The Delhi government, on Tuesday, decided to double the financial benefits it owes to thousands of construction workers, mostly migrants, engaged in odd jobs across the Capital thanks to funds that have accrued, but hadn't been disbursed, for over more than a decade.
A senior government official said that the Delhi government had also decided to extend a gamut of its welfare schemes – including mohalla clinics and educational opportunities for academically-inclined children through ‘pratibha academies’ – to building and construction workers.
The decisions, which included more beds in hospitals, hostels, toilets and Aam Aadmi canteens reserved for construction workers in addition to schools, creches and anganwadi centres for their children, were taken at the conclusion of a meeting of the Delhi Building and Other Construction Workers Welfare Board held under the chairmanship of Labour Minister Gopal Rai.
“A special committee of experts will be constituted for working out modalities, working details, modules and cost implications along with a time line...emphasis will be laid on providing education to talented children and basic facilities at all Labour Chowks, where workers congregate in search of work, over the coming days,” Mr. Rai said at a press conference at the conclusion of the meeting. According to Mr.

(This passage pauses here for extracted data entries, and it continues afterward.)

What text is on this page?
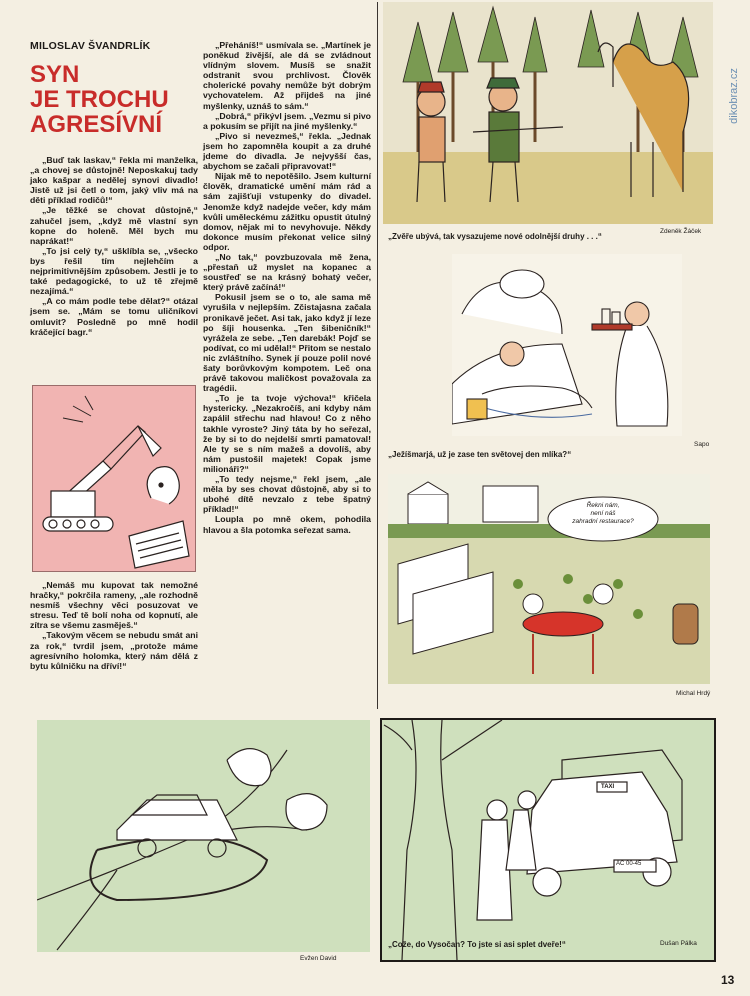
MILOSLAV ŠVANDRLÍK
SYN
JE TROCHU
AGRESÍVNÍ

„Buď tak laskav,“ řekla mi manželka, „a chovej se důstojně! Neposkakuj tady jako kašpar a nedělej synovi divadlo! Jistě už jsi četl o tom, jaký vliv má na děti příklad rodičů!“

„Je těžké se chovat důstojně,“ zahučel jsem, „když mě vlastní syn kopne do holeně. Měl bych mu naprákat!“

„To jsi celý ty,“ ušklíbla se, „všecko bys řešil tím nejlehčím a nejprimitivnějším způsobem. Jestli je to také pedagogické, to už tě zřejmě nezajímá.“

„A co mám podle tebe dělat?“ otázal jsem se. „Mám se tomu uličníkovi omluvit? Posledně po mně hodil kráčející bagr.“

„Nemáš mu kupovat tak nemožné hračky,“ pokrčila rameny, „ale rozhodně nesmíš všechny věci posuzovat ve stresu. Teď tě bolí noha od kopnutí, ale zítra se všemu zasměješ.“

„Takovým věcem se nebudu smát ani za rok,“ tvrdil jsem, „protože máme agresívního holomka, který nám dělá z bytu kůlničku na dříví!“

„Přeháníš!“ usmívala se. „Martínek je poněkud živější, ale dá se zvládnout vlídným slovem. Musíš se snažit odstranit svou prchlivost. Člověk cholerické povahy nemůže být dobrým vychovatelem. Až přijdeš na jiné myšlenky, uznáš to sám.“

„Dobrá,“ přikývl jsem. „Vezmu si pivo a pokusím se přijít na jiné myšlenky.“

„Pivo si nevezmeš,“ řekla. „Jednak jsem ho zapomněla koupit a za druhé jdeme do divadla. Je nejvyšší čas, abychom se začali připravovat!“

Nijak mě to nepotěšilo. Jsem kulturní člověk, dramatické umění mám rád a sám zajišťuji vstupenky do divadel. Jenomže když nadejde večer, kdy mám kvůli uměleckému zážitku opustit útulný domov, nějak mi to nevyhovuje. Někdy dokonce musím překonat velice silný odpor.

„No tak,“ povzbuzovala mě žena, „přestaň už myslet na kopanec a soustřeď se na krásný bohatý večer, který právě začíná!“

Pokusil jsem se o to, ale sama mě vyrušila v nejlepším. Zčistajasna začala pronikavě ječet. Asi tak, jako když jí leze po šíji housenka. „Ten šibeničník!“ vyrážela ze sebe. „Ten darebák! Pojď se podívat, co mi udělal!“ Přitom se nestalo nic zvláštního. Synek jí pouze polil nové šaty borůvkovým kompotem. Leč ona právě takovou maličkost považovala za tragédii.

„To je ta tvoje výchova!“ křičela hystericky. „Nezakročíš, ani kdyby nám zapálil střechu nad hlavou! Co z něho takhle vyroste? Jiný táta by ho seřezal, že by si to do nejdelší smrti pamatoval! Ale ty se s ním mažeš a dovolíš, aby nám pustošil majetek! Copak jsme milionáři?“

„To tedy nejsme,“ řekl jsem, „ale měla by ses chovat důstojně, aby si to ubohé dítě nevzalo z tebe špatný příklad!“

Loupla po mně okem, pohodila hlavou a šla potomka seřezat sama.

„Zvěře ubývá, tak vysazujeme nové odolnější druhy . . .“
Zdeněk Žáček
„Ježíšmarjá, už je zase ten světovej den mlíka?“
Sapo
Řekni nám,
není náš
zahradní restaurace?
Michal Hrdý
Evžen David
TAXI
AC 00-45
„Cože, do Vysočan? To jste si asi splet dveře!“	Dušan Pálka
dikobraz.cz
13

Rai, the most significant among the aims of the committee would be the registration of building and construction workers so that financial emoluments they are entitled to could be disbursed with zero leakages.
As reported by The Hindu in a report on October 8, the Labour Department has already begun the process of registering such workers across construction sites in the Capital. Since 2002, a senior government official told The Hindu , the Labour Department had collected an estimated Rs. 1700 crore as cess on building and other construction work being carried out in Delhi which can only be used to extend benefits to construction workers.

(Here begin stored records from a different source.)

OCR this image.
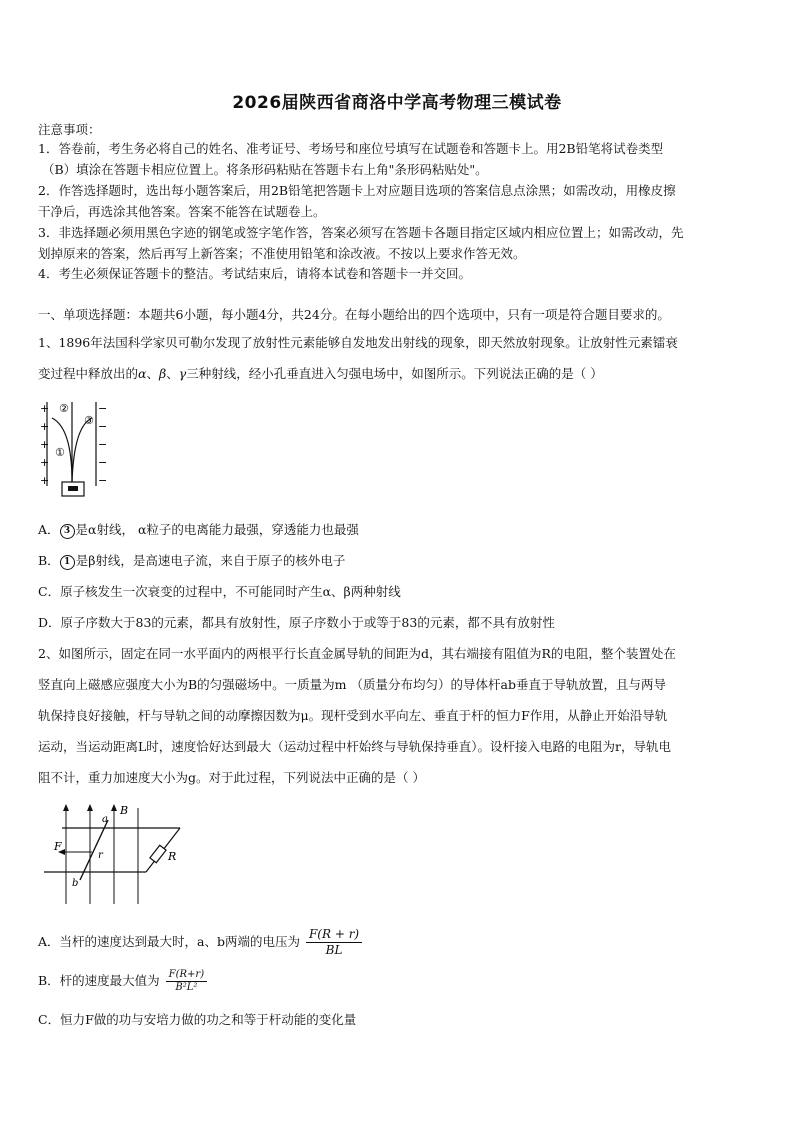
2026届陕西省商洛中学高考物理三模试卷
注意事项：
1．答卷前，考生务必将自己的姓名、准考证号、考场号和座位号填写在试题卷和答题卡上。用2B铅笔将试卷类型
（B）填涂在答题卡相应位置上。将条形码粘贴在答题卡右上角"条形码粘贴处"。
2．作答选择题时，选出每小题答案后，用2B铅笔把答题卡上对应题目选项的答案信息点涂黑；如需改动，用橡皮擦
干净后，再选涂其他答案。答案不能答在试题卷上。
3．非选择题必须用黑色字迹的钢笔或签字笔作答，答案必须写在答题卡各题目指定区域内相应位置上；如需改动，先
划掉原来的答案，然后再写上新答案；不准使用铅笔和涂改液。不按以上要求作答无效。
4．考生必须保证答题卡的整洁。考试结束后，请将本试卷和答题卡一并交回。
一、单项选择题：本题共6小题，每小题4分，共24分。在每小题给出的四个选项中，只有一项是符合题目要求的。
1、1896年法国科学家贝可勒尔发现了放射性元素能够自发地发出射线的现象，即天然放射现象。让放射性元素镭衰
变过程中释放出的α、β、γ三种射线，经小孔垂直进入匀强电场中，如图所示。下列说法正确的是（ ）
+
+
+
+
+
−
−
−
−
−
②
③
①
A． 3 是α射线， α粒子的电离能力最强，穿透能力也最强
B． 1 是β射线，是高速电子流，来自于原子的核外电子
C．原子核发生一次衰变的过程中，不可能同时产生α、β两种射线
D．原子序数大于83的元素，都具有放射性，原子序数小于或等于83的元素，都不具有放射性
2、如图所示，固定在同一水平面内的两根平行长直金属导轨的间距为d，其右端接有阻值为R的电阻，整个装置处在
竖直向上磁感应强度大小为B的匀强磁场中。一质量为m （质量分布均匀）的导体杆ab垂直于导轨放置，且与两导
轨保持良好接触，杆与导轨之间的动摩擦因数为μ。现杆受到水平向左、垂直于杆的恒力F作用，从静止开始沿导轨
运动，当运动距离L时，速度恰好达到最大（运动过程中杆始终与导轨保持垂直）。设杆接入电路的电阻为r，导轨电
阻不计，重力加速度大小为g。对于此过程，下列说法中正确的是（ ）
B
R
a
b
r
F
A．当杆的速度达到最大时，a、b两端的电压为 $\frac{F(R + r)}{BL}$
B．杆的速度最大值为 $\frac{F(R+r)}{\text{B²L²}}$
C．恒力F做的功与安培力做的功之和等于杆动能的变化量
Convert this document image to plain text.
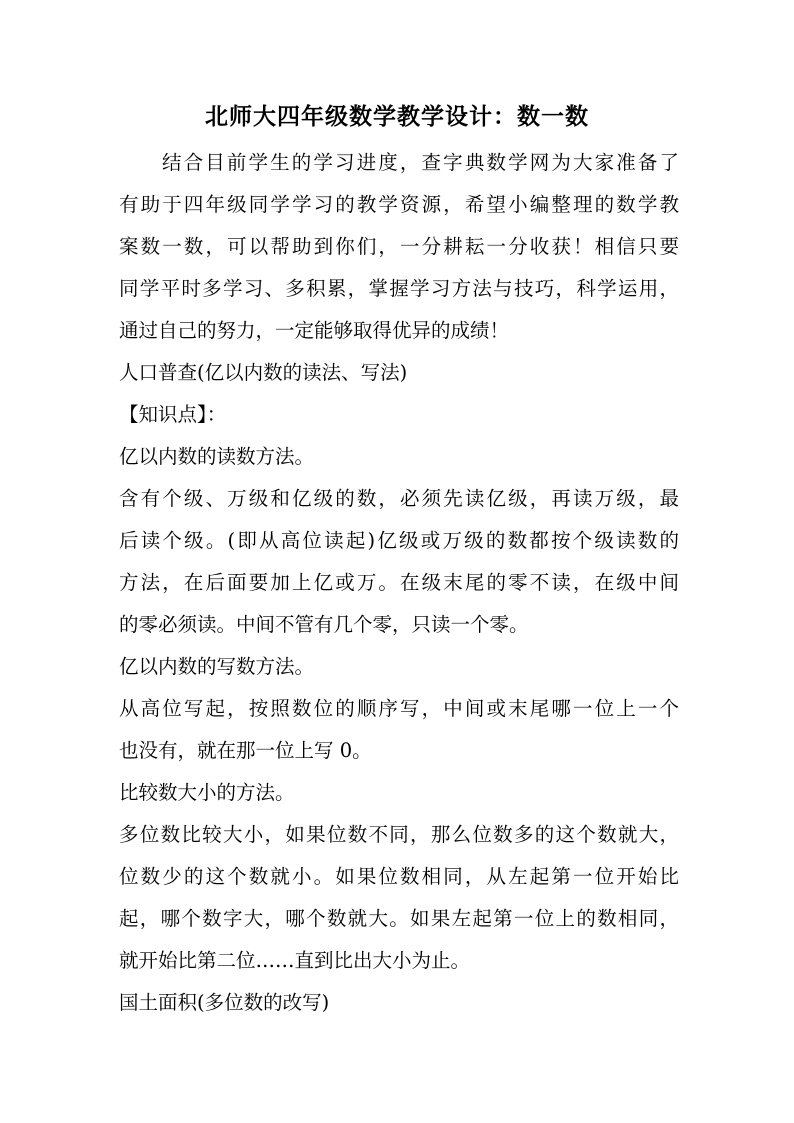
北师大四年级数学教学设计：数一数
结合目前学生的学习进度，查字典数学网为大家准备了
有助于四年级同学学习的教学资源，希望小编整理的数学教
案数一数，可以帮助到你们，一分耕耘一分收获！相信只要
同学平时多学习、多积累，掌握学习方法与技巧，科学运用，
通过自己的努力，一定能够取得优异的成绩！
人口普查(亿以内数的读法、写法)
【知识点】：
亿以内数的读数方法。
含有个级、万级和亿级的数，必须先读亿级，再读万级，最
后读个级。(即从高位读起)亿级或万级的数都按个级读数的
方法，在后面要加上亿或万。在级末尾的零不读，在级中间
的零必须读。中间不管有几个零，只读一个零。
亿以内数的写数方法。
从高位写起，按照数位的顺序写，中间或末尾哪一位上一个
也没有，就在那一位上写 0。
比较数大小的方法。
多位数比较大小，如果位数不同，那么位数多的这个数就大，
位数少的这个数就小。如果位数相同，从左起第一位开始比
起，哪个数字大，哪个数就大。如果左起第一位上的数相同，
就开始比第二位……直到比出大小为止。
国土面积(多位数的改写)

The major contribution in what has now become a consolidated fund, is understood to have come from development work carried out through the Delhi Development Authority (DDA), the Central Public Works Department (CPWD), the Public Works of Department (PWD), Municipal Corporations, the New Delhi Municipal Corporation (NDMC) and the Delhi Jal Board (DJB), among others. Paperwork required for the process, Mr. Rai said on Tuesday, had been simplified and the Department had now decided to develop a software for processing online registration or renewal of membership in addition to processing claims for disbursement of the financial benefits, most of which have been doubled, in a speedy manner.